2018 Olympic champion Alina Zagitova reflects on the negativity and media pressure she faced after her Olympic victory, sharing how she coped with criticism and the importance of protecting young athletes from harmful information. Here’s a translation.

“Some headlines didn’t hurt as much, because sometimes they motivated me: ‘You write this, but I’ll show you how it really is.’ But the comments… You realize that a 15-year-old girl is being written to by some adult man, whose profile picture is his family, and he’s writing unpleasant things with a sexual undertone.

After the Olympics, the hate began – the kind of hate that probably no athlete wants to hear: ‘the Olympic gold was undeserved.’ Even though our sport should be absolutely clear to the audience – if you fall or don’t fall, it’s obvious to everyone, and there are clear score sheets showing how the judges evaluated you.
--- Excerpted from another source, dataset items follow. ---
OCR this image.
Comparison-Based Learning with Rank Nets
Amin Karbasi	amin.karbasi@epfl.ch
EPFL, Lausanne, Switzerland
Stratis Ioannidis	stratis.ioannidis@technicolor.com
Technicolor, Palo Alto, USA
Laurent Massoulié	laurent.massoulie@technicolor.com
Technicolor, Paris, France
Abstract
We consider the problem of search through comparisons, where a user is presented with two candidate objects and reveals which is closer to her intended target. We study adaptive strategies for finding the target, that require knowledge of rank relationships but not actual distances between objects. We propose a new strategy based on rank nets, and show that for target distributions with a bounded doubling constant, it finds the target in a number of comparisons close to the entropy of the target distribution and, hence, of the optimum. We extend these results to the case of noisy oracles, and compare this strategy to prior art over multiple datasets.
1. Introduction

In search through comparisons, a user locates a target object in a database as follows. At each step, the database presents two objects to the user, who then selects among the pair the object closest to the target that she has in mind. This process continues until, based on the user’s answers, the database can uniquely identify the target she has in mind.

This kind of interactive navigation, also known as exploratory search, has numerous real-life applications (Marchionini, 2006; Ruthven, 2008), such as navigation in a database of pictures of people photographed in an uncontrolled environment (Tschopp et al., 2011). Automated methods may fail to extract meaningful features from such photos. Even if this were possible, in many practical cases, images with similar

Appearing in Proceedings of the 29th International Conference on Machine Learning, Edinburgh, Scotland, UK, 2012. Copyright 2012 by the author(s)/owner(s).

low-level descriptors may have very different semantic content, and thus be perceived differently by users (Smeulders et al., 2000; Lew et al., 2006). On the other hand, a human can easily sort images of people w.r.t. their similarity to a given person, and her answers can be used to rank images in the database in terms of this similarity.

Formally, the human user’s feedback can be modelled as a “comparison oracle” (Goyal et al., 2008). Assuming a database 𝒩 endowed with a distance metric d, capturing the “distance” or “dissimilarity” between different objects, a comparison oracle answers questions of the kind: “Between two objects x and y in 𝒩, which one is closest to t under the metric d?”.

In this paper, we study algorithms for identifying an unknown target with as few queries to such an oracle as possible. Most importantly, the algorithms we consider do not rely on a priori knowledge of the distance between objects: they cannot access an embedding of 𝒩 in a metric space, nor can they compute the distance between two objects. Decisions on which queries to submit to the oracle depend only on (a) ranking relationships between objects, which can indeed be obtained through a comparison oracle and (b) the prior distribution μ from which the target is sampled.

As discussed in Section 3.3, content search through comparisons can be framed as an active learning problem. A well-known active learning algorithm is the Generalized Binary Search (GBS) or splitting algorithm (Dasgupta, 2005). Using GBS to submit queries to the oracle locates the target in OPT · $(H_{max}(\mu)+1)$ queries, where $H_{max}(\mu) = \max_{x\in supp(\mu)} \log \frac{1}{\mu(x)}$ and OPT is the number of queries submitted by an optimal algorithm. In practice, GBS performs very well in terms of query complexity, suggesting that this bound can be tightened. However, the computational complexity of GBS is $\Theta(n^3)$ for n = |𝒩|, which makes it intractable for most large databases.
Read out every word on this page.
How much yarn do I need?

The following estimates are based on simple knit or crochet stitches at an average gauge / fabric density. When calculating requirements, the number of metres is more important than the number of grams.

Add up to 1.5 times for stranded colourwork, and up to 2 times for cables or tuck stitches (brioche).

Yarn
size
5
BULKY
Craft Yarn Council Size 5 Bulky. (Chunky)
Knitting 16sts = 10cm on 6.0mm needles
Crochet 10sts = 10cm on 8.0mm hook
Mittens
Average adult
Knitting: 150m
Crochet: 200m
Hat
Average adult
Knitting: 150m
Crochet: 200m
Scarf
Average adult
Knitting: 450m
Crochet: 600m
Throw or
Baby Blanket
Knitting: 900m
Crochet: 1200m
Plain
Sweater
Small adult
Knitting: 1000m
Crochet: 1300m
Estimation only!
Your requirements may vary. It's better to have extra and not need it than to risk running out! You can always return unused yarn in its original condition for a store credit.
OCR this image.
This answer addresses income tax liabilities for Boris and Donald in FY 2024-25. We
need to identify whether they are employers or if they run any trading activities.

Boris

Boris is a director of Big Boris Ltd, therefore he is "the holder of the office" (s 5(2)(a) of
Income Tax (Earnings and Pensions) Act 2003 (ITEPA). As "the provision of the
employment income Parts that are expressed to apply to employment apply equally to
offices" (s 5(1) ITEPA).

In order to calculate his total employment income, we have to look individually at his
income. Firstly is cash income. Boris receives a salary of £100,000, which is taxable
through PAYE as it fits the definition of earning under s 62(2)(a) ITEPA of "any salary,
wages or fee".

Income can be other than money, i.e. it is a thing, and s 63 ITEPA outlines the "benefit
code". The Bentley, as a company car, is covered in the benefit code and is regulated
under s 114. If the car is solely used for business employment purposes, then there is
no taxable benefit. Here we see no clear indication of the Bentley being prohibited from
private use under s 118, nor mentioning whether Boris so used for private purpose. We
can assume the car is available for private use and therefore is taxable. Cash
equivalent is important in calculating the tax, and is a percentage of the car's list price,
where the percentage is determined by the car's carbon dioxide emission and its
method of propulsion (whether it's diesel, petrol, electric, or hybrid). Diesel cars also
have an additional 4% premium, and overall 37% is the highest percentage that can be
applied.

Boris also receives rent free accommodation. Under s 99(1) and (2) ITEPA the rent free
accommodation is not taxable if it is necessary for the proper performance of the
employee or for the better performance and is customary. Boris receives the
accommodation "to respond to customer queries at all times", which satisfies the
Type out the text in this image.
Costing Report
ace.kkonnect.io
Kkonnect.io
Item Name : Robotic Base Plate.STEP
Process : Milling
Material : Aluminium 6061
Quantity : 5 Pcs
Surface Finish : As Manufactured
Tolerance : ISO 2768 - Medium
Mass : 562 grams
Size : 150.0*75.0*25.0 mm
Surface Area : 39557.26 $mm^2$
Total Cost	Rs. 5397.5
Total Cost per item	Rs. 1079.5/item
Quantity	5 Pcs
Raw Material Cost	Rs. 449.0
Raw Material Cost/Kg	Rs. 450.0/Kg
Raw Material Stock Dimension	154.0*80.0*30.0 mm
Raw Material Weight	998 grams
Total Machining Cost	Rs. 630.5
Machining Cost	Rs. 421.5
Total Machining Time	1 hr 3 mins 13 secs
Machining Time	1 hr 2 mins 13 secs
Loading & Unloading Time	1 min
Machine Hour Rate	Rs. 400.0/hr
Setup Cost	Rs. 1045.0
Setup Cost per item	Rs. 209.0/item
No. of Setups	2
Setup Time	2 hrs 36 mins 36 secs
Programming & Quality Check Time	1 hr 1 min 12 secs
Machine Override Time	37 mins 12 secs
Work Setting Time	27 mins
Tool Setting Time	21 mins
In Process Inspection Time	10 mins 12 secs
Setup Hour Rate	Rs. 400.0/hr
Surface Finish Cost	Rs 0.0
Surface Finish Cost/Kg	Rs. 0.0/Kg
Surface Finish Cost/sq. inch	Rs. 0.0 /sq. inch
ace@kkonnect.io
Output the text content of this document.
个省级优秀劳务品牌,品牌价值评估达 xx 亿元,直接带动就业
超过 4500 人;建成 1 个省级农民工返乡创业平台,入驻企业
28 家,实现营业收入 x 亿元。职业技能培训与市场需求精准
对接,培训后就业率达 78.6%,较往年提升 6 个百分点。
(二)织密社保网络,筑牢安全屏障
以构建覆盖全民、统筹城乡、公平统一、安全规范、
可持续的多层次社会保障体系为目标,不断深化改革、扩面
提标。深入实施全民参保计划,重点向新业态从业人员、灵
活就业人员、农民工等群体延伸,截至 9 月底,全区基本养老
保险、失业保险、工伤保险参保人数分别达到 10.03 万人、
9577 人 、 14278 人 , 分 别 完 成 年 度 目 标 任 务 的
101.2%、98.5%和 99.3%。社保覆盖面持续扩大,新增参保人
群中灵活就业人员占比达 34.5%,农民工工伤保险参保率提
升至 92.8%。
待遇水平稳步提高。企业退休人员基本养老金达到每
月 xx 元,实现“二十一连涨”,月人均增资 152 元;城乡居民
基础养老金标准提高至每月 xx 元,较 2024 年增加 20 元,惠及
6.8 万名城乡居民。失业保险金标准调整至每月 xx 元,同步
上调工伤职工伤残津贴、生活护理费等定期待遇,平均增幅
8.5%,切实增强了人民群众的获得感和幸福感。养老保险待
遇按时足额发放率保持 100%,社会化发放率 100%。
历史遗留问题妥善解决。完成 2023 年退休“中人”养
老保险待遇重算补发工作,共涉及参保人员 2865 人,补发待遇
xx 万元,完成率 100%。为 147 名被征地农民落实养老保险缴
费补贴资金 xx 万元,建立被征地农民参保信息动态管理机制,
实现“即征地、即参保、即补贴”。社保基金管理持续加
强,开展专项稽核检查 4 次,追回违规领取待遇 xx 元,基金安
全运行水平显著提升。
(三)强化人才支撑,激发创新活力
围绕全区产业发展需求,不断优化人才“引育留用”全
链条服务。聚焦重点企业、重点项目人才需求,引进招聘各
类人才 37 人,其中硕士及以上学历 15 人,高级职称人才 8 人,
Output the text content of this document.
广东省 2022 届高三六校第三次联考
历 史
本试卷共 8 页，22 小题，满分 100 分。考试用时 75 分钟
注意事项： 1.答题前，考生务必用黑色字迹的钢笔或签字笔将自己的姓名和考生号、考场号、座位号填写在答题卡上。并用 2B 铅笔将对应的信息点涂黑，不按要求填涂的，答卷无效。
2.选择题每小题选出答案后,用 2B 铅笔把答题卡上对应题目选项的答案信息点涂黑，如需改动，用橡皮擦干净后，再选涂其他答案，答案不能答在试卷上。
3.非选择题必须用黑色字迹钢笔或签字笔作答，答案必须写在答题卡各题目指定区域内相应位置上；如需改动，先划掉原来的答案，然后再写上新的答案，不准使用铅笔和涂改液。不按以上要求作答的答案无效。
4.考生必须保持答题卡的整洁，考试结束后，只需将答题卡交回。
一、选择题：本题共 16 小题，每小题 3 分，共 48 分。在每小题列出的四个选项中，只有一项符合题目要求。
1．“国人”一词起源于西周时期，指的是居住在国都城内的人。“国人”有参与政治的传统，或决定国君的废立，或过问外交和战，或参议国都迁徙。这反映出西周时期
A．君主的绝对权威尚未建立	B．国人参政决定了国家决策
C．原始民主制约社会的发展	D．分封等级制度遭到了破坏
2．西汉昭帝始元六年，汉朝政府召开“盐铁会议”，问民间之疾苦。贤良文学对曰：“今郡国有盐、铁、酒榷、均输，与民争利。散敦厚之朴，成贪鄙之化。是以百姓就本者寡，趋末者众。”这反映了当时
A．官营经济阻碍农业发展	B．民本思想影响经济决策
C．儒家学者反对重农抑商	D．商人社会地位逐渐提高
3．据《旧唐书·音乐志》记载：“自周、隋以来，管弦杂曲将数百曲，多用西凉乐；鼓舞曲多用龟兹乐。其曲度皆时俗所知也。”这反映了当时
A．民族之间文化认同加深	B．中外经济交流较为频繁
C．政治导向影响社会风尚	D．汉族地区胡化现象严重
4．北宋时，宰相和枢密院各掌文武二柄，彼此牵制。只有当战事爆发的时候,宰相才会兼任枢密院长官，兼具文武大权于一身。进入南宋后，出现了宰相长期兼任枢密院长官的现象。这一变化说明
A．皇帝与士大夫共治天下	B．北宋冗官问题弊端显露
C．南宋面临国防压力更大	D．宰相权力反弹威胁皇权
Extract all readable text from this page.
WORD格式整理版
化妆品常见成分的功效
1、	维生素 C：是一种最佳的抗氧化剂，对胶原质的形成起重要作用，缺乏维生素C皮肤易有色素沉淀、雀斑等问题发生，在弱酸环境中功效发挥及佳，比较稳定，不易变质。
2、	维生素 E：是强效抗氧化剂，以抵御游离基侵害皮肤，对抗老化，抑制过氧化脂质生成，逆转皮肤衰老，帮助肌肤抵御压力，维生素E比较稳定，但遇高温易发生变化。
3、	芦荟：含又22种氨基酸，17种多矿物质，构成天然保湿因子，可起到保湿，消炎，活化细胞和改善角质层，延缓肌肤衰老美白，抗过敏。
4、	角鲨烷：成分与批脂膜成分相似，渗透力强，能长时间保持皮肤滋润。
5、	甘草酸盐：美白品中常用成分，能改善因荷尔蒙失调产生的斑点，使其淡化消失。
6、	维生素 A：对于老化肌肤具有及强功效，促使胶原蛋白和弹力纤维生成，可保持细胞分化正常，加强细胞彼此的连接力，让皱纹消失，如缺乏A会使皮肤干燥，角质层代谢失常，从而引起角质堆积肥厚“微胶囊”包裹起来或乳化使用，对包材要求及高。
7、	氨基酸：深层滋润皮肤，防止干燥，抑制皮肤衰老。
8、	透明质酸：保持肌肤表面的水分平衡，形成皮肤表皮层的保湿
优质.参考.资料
The judges are independent; they don’t just put anyone there. They go through training and have their own judge ratings. And it’s based on those ratings that they judge. That was probably the most unpleasant and incomprehensible moment for me,” Zagitova said on the YouTube channel “vMeste.”

Zagitova also shared her attitude toward the media and recalled how she handled the pressure at the 2018 Olympics.

“Even though I was only 15, I was fully aware of the scale of everything happening. I understood that there was a lot of press, even at practices. They’d come, stand along the boards, some filming, others taking photos. Whether you want it or not, you realize the whole world is watching you. And there are a lot of ill-wishers, too.

What the media wants is new headlines – they make money from that. So you can’t really blame them, but sometimes it was completely out of context and a lot was made up. If you write facts, that’s fine. But if you try to twist the story, to say more than there is, I condemn that. It’s wrong — we’re all people, all with emotions. At that time, my parents helped me a lot because they took away my phone. My grandmother lived with me that whole Olympic season, which lasts four years. She would take my phone, so I had a kind of detox from it all. That helped.

That’s why I think, especially at a young age, kids should be shielded from this a bit, because there’s so much informational garbage out there that you don’t need,” Zagitova said.